Many investors are wondering if SKLZ can turn things around. Here’s something interesting to consider: Skillz actually has the word “frugality” in its corporate values statement. This should give all investors an idea of what kind of guy Paradise is… because that’s not a very glamorous word (i.e., who wants to work for a frugal company?). So if he put it in such a visible place as the “About Us,” it’s genuine. I’ll go even farther and say running a tight ship is in the CEO’s wheelhouse… because he’s a repeat, successful entrepreneur, so none of this is new to him.
So I don’t think the company is going to run out of money like most analysts think, which, ultimately, has created the opportunity here. From trading at about 50x sales about a year ago, SKLZ is now trading at near gross cash levels. What that says is the market is valuing all the rest of the stuff in this enterprise software company – a proven model, scalable, sophisticated technology and infrastructure, an established base of paying players, great multi-year growth, an achievable path to profitability, and a deal with the all-powerful NFL that is also sure to attract other top brands – at just about nothing.
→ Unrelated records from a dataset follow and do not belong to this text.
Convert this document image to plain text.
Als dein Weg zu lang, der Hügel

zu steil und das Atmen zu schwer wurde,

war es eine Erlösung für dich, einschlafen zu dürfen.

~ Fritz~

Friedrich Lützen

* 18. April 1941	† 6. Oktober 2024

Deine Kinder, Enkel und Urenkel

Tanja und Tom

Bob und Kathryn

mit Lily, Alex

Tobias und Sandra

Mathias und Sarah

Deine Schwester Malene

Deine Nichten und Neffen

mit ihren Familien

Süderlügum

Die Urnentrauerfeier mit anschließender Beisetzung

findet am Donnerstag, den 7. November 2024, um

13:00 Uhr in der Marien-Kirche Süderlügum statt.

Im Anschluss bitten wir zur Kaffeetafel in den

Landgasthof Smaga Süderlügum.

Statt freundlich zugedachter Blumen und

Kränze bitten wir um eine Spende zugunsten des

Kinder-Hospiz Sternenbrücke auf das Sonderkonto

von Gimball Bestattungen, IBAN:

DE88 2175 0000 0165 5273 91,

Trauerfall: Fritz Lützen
Honestly, at these levels, and with these assets, I don’t know why some enterprise, gaming, or sportsbook outfit is just not trying to acquire them… in the same way I scratched my head that no one picked up Apple when its stock was depressed in 1996. And we all know how AAPL eventually did.
The CEO uses more acceptable language when describing the mission he’s on: To become the “competition layer” of the Internet. That’s fancy but I think investors might like my description even better: To become the bookmaker for every video game on the planet.
That sounds less like a bet and more like a winning investment.